Innanzitutto andrà chiarito che se nulla vieta di fare un’indagine utile a fornire il numero preciso di Rom in Italia la schedatura, la registrazione e il trattamento dei dati personali di essi andrebbe sicuramente contro il principio di uguaglianza enunciato all’articolo 3 della Costituzione Italiana che garantisce la tutela dei diritti dell’uomo “senza distinzioni di sesso, di razza, di lingua, di religione, di opinioni politiche, di condizioni personali e sociali”.
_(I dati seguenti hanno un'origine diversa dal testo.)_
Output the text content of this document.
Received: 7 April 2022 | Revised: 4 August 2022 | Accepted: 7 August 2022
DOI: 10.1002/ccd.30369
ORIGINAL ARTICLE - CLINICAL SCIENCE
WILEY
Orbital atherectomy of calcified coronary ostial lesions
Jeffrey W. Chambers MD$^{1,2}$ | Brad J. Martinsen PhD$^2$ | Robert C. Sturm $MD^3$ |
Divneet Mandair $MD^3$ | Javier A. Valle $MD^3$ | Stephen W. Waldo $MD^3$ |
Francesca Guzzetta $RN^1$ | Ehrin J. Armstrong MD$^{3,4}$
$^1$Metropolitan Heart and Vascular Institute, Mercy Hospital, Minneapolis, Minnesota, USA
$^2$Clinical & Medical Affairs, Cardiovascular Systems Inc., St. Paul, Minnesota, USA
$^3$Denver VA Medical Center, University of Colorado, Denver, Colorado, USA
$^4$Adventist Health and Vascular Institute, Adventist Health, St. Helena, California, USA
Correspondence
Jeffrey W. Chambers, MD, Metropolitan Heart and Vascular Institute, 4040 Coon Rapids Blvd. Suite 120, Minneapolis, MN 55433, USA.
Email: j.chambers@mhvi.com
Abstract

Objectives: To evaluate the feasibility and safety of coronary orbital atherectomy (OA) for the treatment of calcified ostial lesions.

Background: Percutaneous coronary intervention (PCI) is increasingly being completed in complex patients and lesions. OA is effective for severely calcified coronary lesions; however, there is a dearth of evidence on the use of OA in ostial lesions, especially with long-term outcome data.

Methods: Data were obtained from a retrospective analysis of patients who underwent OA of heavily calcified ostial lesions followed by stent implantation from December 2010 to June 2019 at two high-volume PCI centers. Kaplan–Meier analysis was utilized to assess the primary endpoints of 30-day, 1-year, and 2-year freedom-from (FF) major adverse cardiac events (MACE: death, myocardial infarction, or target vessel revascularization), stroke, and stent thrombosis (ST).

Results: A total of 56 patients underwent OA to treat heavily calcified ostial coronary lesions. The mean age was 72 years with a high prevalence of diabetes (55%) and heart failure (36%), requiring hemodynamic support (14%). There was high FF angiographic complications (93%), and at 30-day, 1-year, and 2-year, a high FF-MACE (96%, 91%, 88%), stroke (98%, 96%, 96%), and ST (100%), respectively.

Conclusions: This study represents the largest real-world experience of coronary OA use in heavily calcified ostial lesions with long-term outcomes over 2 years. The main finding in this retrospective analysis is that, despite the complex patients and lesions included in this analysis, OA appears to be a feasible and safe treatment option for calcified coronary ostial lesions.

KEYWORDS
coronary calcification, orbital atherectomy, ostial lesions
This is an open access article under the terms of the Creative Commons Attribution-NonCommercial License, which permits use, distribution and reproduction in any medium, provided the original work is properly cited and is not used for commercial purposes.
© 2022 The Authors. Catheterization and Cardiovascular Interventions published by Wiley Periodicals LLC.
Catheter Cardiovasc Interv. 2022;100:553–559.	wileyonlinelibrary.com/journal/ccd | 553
Questa attività di indagine quindi incontra il limite della individuazione dei soggetti e dei gruppi: non è possibile raccogliere e catalogare dati che mirati alla individuazione di categorie specifiche e pertanto anche la raccolta di informazioni deve avvenire in forma anonima e generica.

Il precedente tedesco

Un precedente illustre di questa spinosa questione è riscontrabile nel territorio della Repubblica Federale Tedesca dove il censimento sulla popolazione residente previsto per il 1983 fu preceduto da innumerevoli proteste che trovarono attuazione nella sentenza del 15 dicembre 1983 del Tribunale Costituzionale Federale che decise allora di sopprimere il censimento già organizzato.

La ragione della protesta era in quel caso la tutela la dignità umana che sarebbe stata lesa dalla raccolta delle informazioni personali riguardante gli individui. Secondo la sentenza è compito del legislatore determinare gli scopi leciti e i requisiti tutelati, anzitutto proteggendo il segreto statistico e stabilendo l’anonimato dei dati elaborati.

Quanto deciso dal Tribunale tedesco ha valore ancora oggi per tutte le democrazie costituzionali che tutelano il cittadino, la sua privacy e quindi la sua dignità.

Una legge che promuovesse un censimento su specifiche categorie di persone sarebbe viziata da incostituzionalità per le stesse ragioni già esposte dal Tribunale costituzionale tedesco che troverebbero in Italia una identica applicazione.